An extraction of e-mails between climate disaster fans reveals the real truth:
While noting the short-term benefits of the natural gas “bonanza,” Revkin cautioned that “crunchier” government policies were necessary to kickstart clean technologies and impose sanctions on carbon emissions.The peasants must be forced to not use abundant energy supplies so as to allow the far less efficient alternative and renewable resources to move forward. By the way, "crunchier " policies means jacking your heating and fuel bills through the roof.
“By itself, switching to gas will not reduce emissions to anything like the levels required to avoid a high risk of serious climate change,” Revkin wrote.
3 comments:
If we really wanted to limit CO2 emissions, how about localizing. Today we build fancier cars and mass transit to support remote residential layouts.
What about -- 15 years to increase the number of people living within 1.5 miles of both employment and of grocery and household shopping.
What about -- a moratorium on housing developments that don't meet a target of 90% of residents being employed within 1.5 miles? What about a moratorium on removing healthy trees as part of property development?

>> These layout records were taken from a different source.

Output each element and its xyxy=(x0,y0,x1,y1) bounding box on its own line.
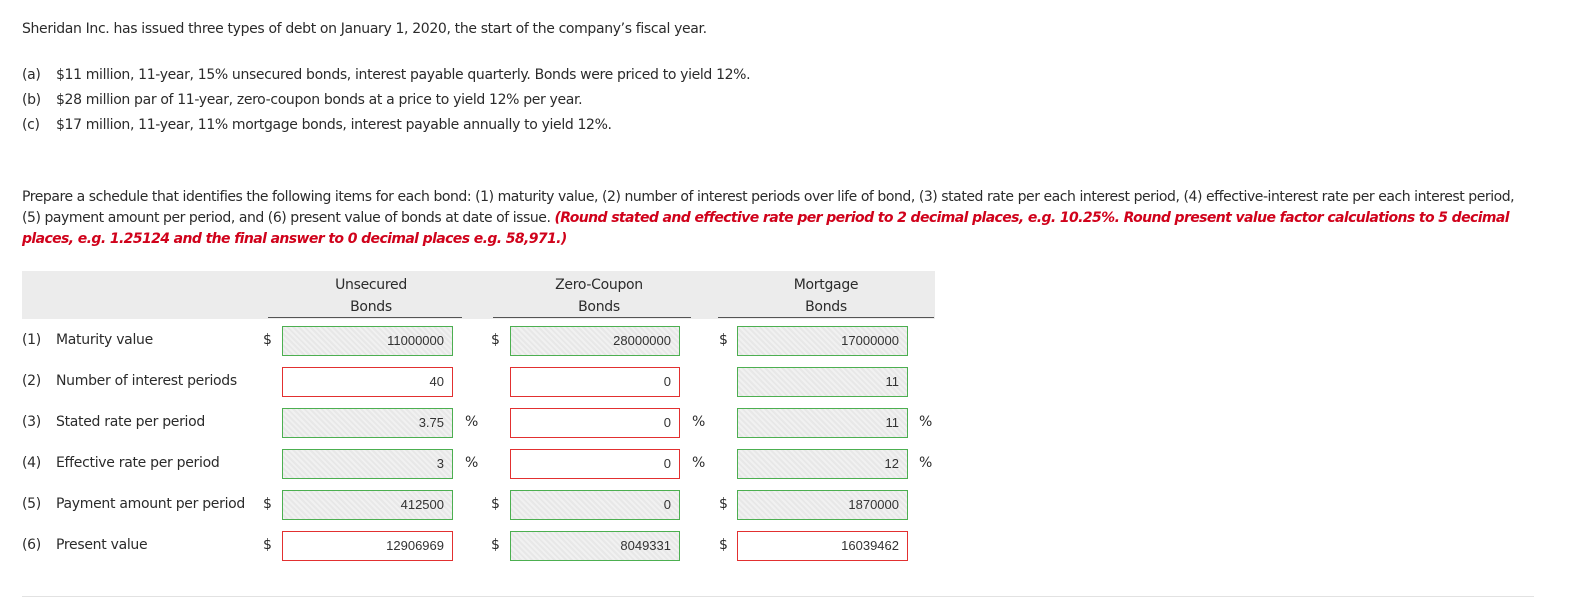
row-number: (2) xyxy=(22,373,41,389)
zero-coupon-interest-periods-input[interactable]: 0 xyxy=(510,367,680,397)
mortgage-stated-rate-input[interactable]: 11 xyxy=(737,408,908,438)
row-number: (1) xyxy=(22,332,41,348)
percent-sign: % xyxy=(692,414,706,430)
unsecured-stated-rate-input[interactable]: 3.75 xyxy=(282,408,453,438)
item-label: (c) xyxy=(22,117,40,133)
list-item: (c) $17 million, 11-year, 11% mortgage bo… xyxy=(22,117,750,142)
column-header-zero-coupon: Zero-Coupon Bonds xyxy=(510,274,688,318)
mortgage-maturity-value-input[interactable]: 17000000 xyxy=(737,326,908,356)
percent-sign: % xyxy=(465,455,479,471)
problem-intro: Sheridan Inc. has issued three types of … xyxy=(22,21,707,37)
unsecured-payment-amount-input[interactable]: 412500 xyxy=(282,490,453,520)
dollar-sign: $ xyxy=(719,332,728,348)
zero-coupon-present-value-input[interactable]: 8049331 xyxy=(510,531,680,561)
dollar-sign: $ xyxy=(491,496,500,512)
row-label-stated-rate: (3) Stated rate per period xyxy=(22,414,205,430)
zero-coupon-payment-amount-input[interactable]: 0 xyxy=(510,490,680,520)
percent-sign: % xyxy=(465,414,479,430)
row-label-effective-rate: (4) Effective rate per period xyxy=(22,455,220,471)
dollar-sign: $ xyxy=(719,496,728,512)
column-header-line: Unsecured xyxy=(335,277,407,293)
column-header-line: Bonds xyxy=(350,299,392,315)
row-number: (6) xyxy=(22,537,41,553)
dollar-sign: $ xyxy=(263,332,272,348)
row-text: Payment amount per period xyxy=(56,496,246,512)
item-label: (b) xyxy=(22,92,41,108)
row-text: Stated rate per period xyxy=(56,414,205,430)
row-text: Present value xyxy=(56,537,148,553)
column-header-line: Zero-Coupon xyxy=(555,277,643,293)
table-header-band xyxy=(22,271,935,319)
item-text: $28 million par of 11-year, zero-coupon … xyxy=(56,92,583,108)
row-label-present-value: (6) Present value xyxy=(22,537,148,553)
dollar-sign: $ xyxy=(263,496,272,512)
row-number: (4) xyxy=(22,455,41,471)
unsecured-present-value-input[interactable]: 12906969 xyxy=(282,531,453,561)
unsecured-effective-rate-input[interactable]: 3 xyxy=(282,449,453,479)
column-header-line: Mortgage xyxy=(793,277,859,293)
column-underline xyxy=(493,317,691,318)
column-header-line: Bonds xyxy=(805,299,847,315)
row-text: Maturity value xyxy=(56,332,153,348)
column-header-line: Bonds xyxy=(578,299,620,315)
rounding-instruction: (Round stated and effective rate per per… xyxy=(22,210,1510,247)
list-item: (a) $11 million, 11-year, 15% unsecured b… xyxy=(22,67,751,92)
column-underline xyxy=(268,317,462,318)
dollar-sign: $ xyxy=(491,537,500,553)
item-text: $17 million, 11-year, 11% mortgage bonds… xyxy=(56,117,612,133)
percent-sign: % xyxy=(919,455,933,471)
row-number: (5) xyxy=(22,496,41,512)
zero-coupon-maturity-value-input[interactable]: 28000000 xyxy=(510,326,680,356)
percent-sign: % xyxy=(692,455,706,471)
bottom-divider xyxy=(22,596,1534,597)
mortgage-present-value-input[interactable]: 16039462 xyxy=(737,531,908,561)
row-number: (3) xyxy=(22,414,41,430)
column-header-mortgage: Mortgage Bonds xyxy=(718,274,934,318)
mortgage-interest-periods-input[interactable]: 11 xyxy=(737,367,908,397)
row-label-interest-periods: (2) Number of interest periods xyxy=(22,373,237,389)
row-text: Effective rate per period xyxy=(56,455,220,471)
percent-sign: % xyxy=(919,414,933,430)
instructions: Prepare a schedule that identifies the f… xyxy=(22,187,1532,250)
mortgage-payment-amount-input[interactable]: 1870000 xyxy=(737,490,908,520)
unsecured-interest-periods-input[interactable]: 40 xyxy=(282,367,453,397)
zero-coupon-stated-rate-input[interactable]: 0 xyxy=(510,408,680,438)
instruction-text: Prepare a schedule that identifies the f… xyxy=(22,189,1515,226)
dollar-sign: $ xyxy=(263,537,272,553)
unsecured-maturity-value-input[interactable]: 11000000 xyxy=(282,326,453,356)
mortgage-effective-rate-input[interactable]: 12 xyxy=(737,449,908,479)
dollar-sign: $ xyxy=(491,332,500,348)
row-label-payment-amount: (5) Payment amount per period xyxy=(22,496,245,512)
list-item: (b) $28 million par of 11-year, zero-coup… xyxy=(22,92,750,117)
zero-coupon-effective-rate-input[interactable]: 0 xyxy=(510,449,680,479)
row-label-maturity-value: (1) Maturity value xyxy=(22,332,153,348)
item-text: $11 million, 11-year, 15% unsecured bond… xyxy=(56,67,751,83)
item-label: (a) xyxy=(22,67,41,83)
column-underline xyxy=(718,317,934,318)
dollar-sign: $ xyxy=(719,537,728,553)
bond-list: (a) $11 million, 11-year, 15% unsecured b… xyxy=(22,67,751,142)
column-header-unsecured: Unsecured Bonds xyxy=(282,274,460,318)
row-text: Number of interest periods xyxy=(56,373,237,389)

What about a moratorium on spending government money for anything that diverts ground from growing trees and other grasses? What about a moratorium on durable products with a history of less than 15 years average useful life?
What about a disincentive for employers with average employee turnover or moving from location to location of less than 15 years?

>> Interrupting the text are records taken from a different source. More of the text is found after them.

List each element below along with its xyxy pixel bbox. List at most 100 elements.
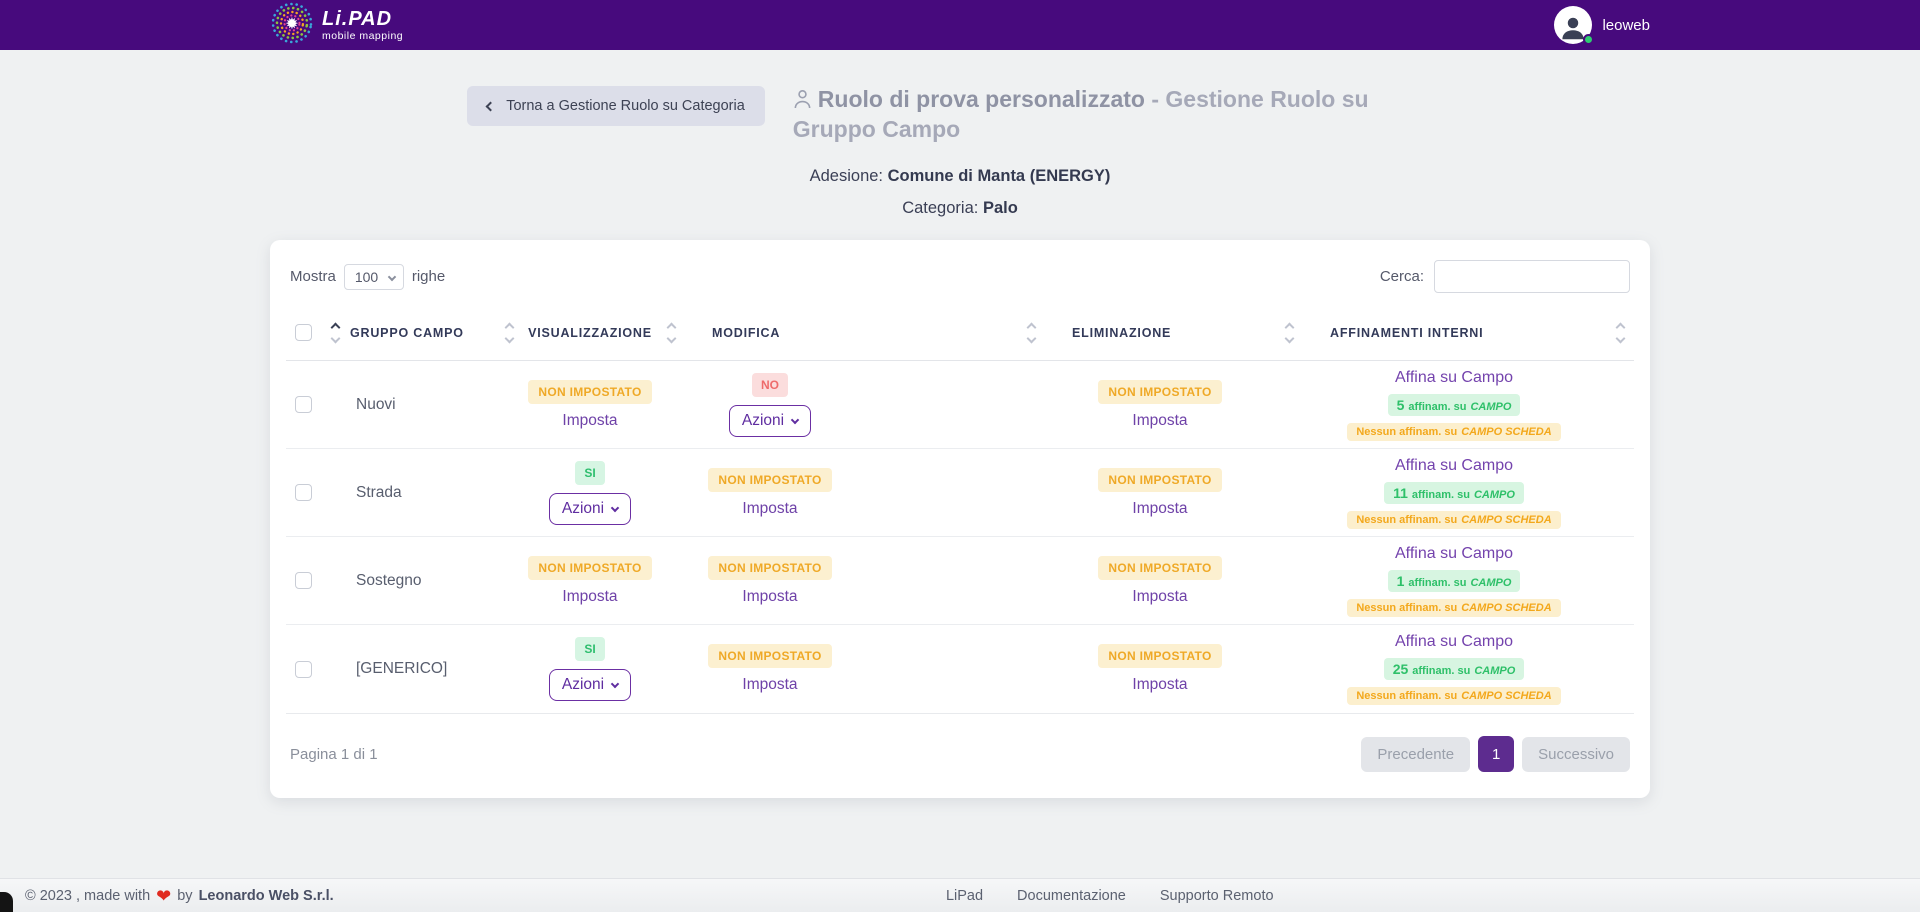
- imposta-link[interactable]: Imposta: [1132, 411, 1188, 429]
- azioni-button[interactable]: Azioni: [548, 492, 632, 525]
- sort-desc-icon: [1615, 333, 1625, 344]
- previous-page-button[interactable]: Precedente: [1361, 736, 1471, 772]
- select-all-checkbox[interactable]: [294, 324, 312, 342]
- affinamenti-count: 1: [1396, 572, 1405, 589]
- campo-scheda-label: CAMPO SCHEDA: [1461, 513, 1552, 526]
- username: leoweb: [1602, 16, 1650, 34]
- gruppo-campo-name: [GENERICO]: [356, 660, 448, 678]
- table-row: Strada NON IMPOSTATO Imposta SI Azioni: [286, 449, 1634, 538]
- gruppo-campo-name: Sostegno: [356, 571, 422, 589]
- imposta-link[interactable]: Imposta: [562, 411, 618, 429]
- table-toolbar: Mostra 100 righe Cerca:: [286, 240, 1634, 305]
- column-header-eliminazione[interactable]: ELIMINAZIONE: [1072, 325, 1172, 340]
- rows-label: righe: [411, 268, 446, 286]
- sort-control-eliminazione[interactable]: [1018, 322, 1044, 344]
- show-label: Mostra: [290, 268, 336, 286]
- affinamenti-interni-cell: Affina su Campo 11 affinam. su CAMPO Nes…: [1302, 457, 1606, 529]
- row-checkbox[interactable]: [294, 396, 312, 414]
- footer-link-lipad[interactable]: LiPad: [945, 887, 984, 904]
- table-row: Nuovi NON IMPOSTATO Imposta SI Azioni: [286, 361, 1634, 450]
- company-name: Leonardo Web S.r.l.: [198, 887, 334, 904]
- campo-label: CAMPO: [1473, 488, 1515, 501]
- campo-scheda-label: CAMPO SCHEDA: [1461, 690, 1552, 703]
- footer-link-supporto-remoto[interactable]: Supporto Remoto: [1159, 887, 1274, 904]
- chevron-left-icon: [485, 101, 496, 111]
- categoria-value: Palo: [982, 199, 1018, 218]
- eliminazione-cell: NON IMPOSTATO Imposta SI Azioni NO Azi: [1044, 644, 1276, 694]
- imposta-link[interactable]: Imposta: [1132, 676, 1188, 694]
- sort-control-modifica[interactable]: [658, 322, 684, 344]
- column-header-modifica[interactable]: MODIFICA: [712, 325, 781, 340]
- campo-scheda-label: CAMPO SCHEDA: [1461, 601, 1552, 614]
- modifica-cell: NON IMPOSTATO Imposta SI Azioni NO Azi: [684, 555, 856, 606]
- search-input[interactable]: [1434, 260, 1630, 294]
- pagination-info: Pagina 1 di 1: [290, 745, 378, 763]
- affinamenti-count: 11: [1393, 484, 1408, 501]
- non-impostato-badge: NON IMPOSTATO: [1098, 379, 1222, 404]
- logo-title: Li.PAD: [322, 7, 393, 30]
- imposta-link[interactable]: Imposta: [742, 499, 798, 517]
- next-page-button[interactable]: Successivo: [1522, 736, 1630, 772]
- adesione-label: Adesione:: [809, 167, 884, 186]
- user-menu[interactable]: leoweb: [1554, 6, 1650, 45]
- sort-control-gruppo-campo[interactable]: [320, 322, 350, 344]
- sort-control-affinamenti[interactable]: [1276, 322, 1302, 344]
- pagination-bar: Pagina 1 di 1 Precedente 1 Successivo: [286, 713, 1634, 798]
- page-length-select[interactable]: 100: [343, 263, 404, 290]
- affina-su-campo-link[interactable]: Affina su Campo: [1395, 633, 1513, 651]
- affinamenti-campo-badge: 11 affinam. su CAMPO: [1384, 481, 1524, 504]
- page-length-control: Mostra 100 righe: [290, 263, 446, 290]
- azioni-button[interactable]: Azioni: [728, 404, 812, 437]
- affina-su-campo-link[interactable]: Affina su Campo: [1395, 456, 1513, 474]
- non-impostato-badge: NON IMPOSTATO: [708, 555, 832, 580]
- azioni-button[interactable]: Azioni: [548, 669, 632, 702]
- imposta-link[interactable]: Imposta: [1132, 499, 1188, 517]
- footer-links: LiPad Documentazione Supporto Remoto: [946, 888, 1274, 904]
- campo-scheda-label: CAMPO SCHEDA: [1461, 425, 1552, 438]
- page-head: Torna a Gestione Ruolo su Categoria Ruol…: [270, 86, 1650, 143]
- logo-subtitle: mobile mapping: [322, 29, 404, 42]
- visualizzazione-cell: NON IMPOSTATO Imposta SI Azioni NO Azi: [522, 460, 658, 525]
- imposta-link[interactable]: Imposta: [562, 587, 618, 605]
- avatar: [1554, 6, 1595, 45]
- lipad-logo-icon: ✹: [270, 1, 314, 50]
- column-header-affinamenti-interni[interactable]: AFFINAMENTI INTERNI: [1330, 325, 1484, 340]
- table-search: Cerca:: [1379, 260, 1630, 294]
- footer-link-documentazione[interactable]: Documentazione: [1017, 887, 1126, 904]
- sort-desc-icon: [1026, 333, 1036, 344]
- row-checkbox[interactable]: [294, 660, 312, 678]
- back-button[interactable]: Torna a Gestione Ruolo su Categoria: [467, 86, 765, 126]
- title-suffix: - Gestione Ruolo su Gruppo Campo: [792, 86, 1369, 143]
- non-impostato-badge: NON IMPOSTATO: [708, 467, 832, 492]
- non-impostato-badge: NON IMPOSTATO: [528, 379, 652, 404]
- imposta-link[interactable]: Imposta: [742, 676, 798, 694]
- back-button-label: Torna a Gestione Ruolo su Categoria: [506, 98, 745, 114]
- page-title: Ruolo di prova personalizzato - Gestione…: [793, 86, 1453, 143]
- copyright: © 2023 , made with ❤ by Leonardo Web S.r…: [25, 885, 334, 906]
- affinamenti-interni-cell: Affina su Campo 5 affinam. su CAMPO Ness…: [1302, 369, 1606, 441]
- imposta-link[interactable]: Imposta: [742, 587, 798, 605]
- column-header-gruppo-campo[interactable]: GRUPPO CAMPO: [350, 325, 464, 340]
- sort-control-extra[interactable]: [1606, 322, 1634, 344]
- sort-desc-icon: [666, 333, 676, 344]
- visualizzazione-cell: NON IMPOSTATO Imposta SI Azioni NO Azi: [522, 555, 658, 606]
- sort-asc-icon: [504, 322, 514, 333]
- gruppo-campo-name: Strada: [356, 483, 402, 501]
- affinamenti-campo-badge: 5 affinam. su CAMPO: [1387, 393, 1521, 416]
- affina-su-campo-link[interactable]: Affina su Campo: [1395, 544, 1513, 562]
- sort-desc-icon: [504, 333, 514, 344]
- si-badge: SI: [575, 460, 605, 485]
- sort-control-visualizzazione[interactable]: [496, 322, 522, 344]
- row-checkbox[interactable]: [294, 572, 312, 590]
- lipad-logo[interactable]: ✹ Li.PAD mobile mapping: [270, 1, 403, 50]
- eliminazione-cell: NON IMPOSTATO Imposta SI Azioni NO Azi: [1044, 555, 1276, 606]
- chevron-down-icon: [610, 680, 620, 689]
- gruppo-campo-name: Nuovi: [356, 395, 396, 413]
- column-header-visualizzazione[interactable]: VISUALIZZAZIONE: [528, 325, 652, 340]
- affina-su-campo-link[interactable]: Affina su Campo: [1395, 368, 1513, 386]
- page-1-button[interactable]: 1: [1478, 736, 1515, 773]
- search-label: Cerca:: [1379, 268, 1424, 286]
- chevron-down-icon: [610, 503, 620, 512]
- imposta-link[interactable]: Imposta: [1132, 587, 1188, 605]
- row-checkbox[interactable]: [294, 484, 312, 502]
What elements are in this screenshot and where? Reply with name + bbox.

What about a mandate for communities to obtain 75% of consumed foods within 35 miles?
How about some definitive proof that CO2 is a leading indicator of global temperature instead of a lagging one?
Whether you call it "carbon footprint" (global warming/climate change/Democratic or progressivism reelection strategy/whatever) or economic sustainability (end of *cheap* energy, unbridled government spending, diversion of food production to corporate/government cash flows, etc.), I don't think it matters.
"Sustainable" is still a worthwhile goal -- it puts off the inevitable collapse when international commerce stops serving hometown America. It puts off food riots around the world "ruining" the cash flow sustaining American farms (i.e., operated today based on cash harvests, not how many people are fed).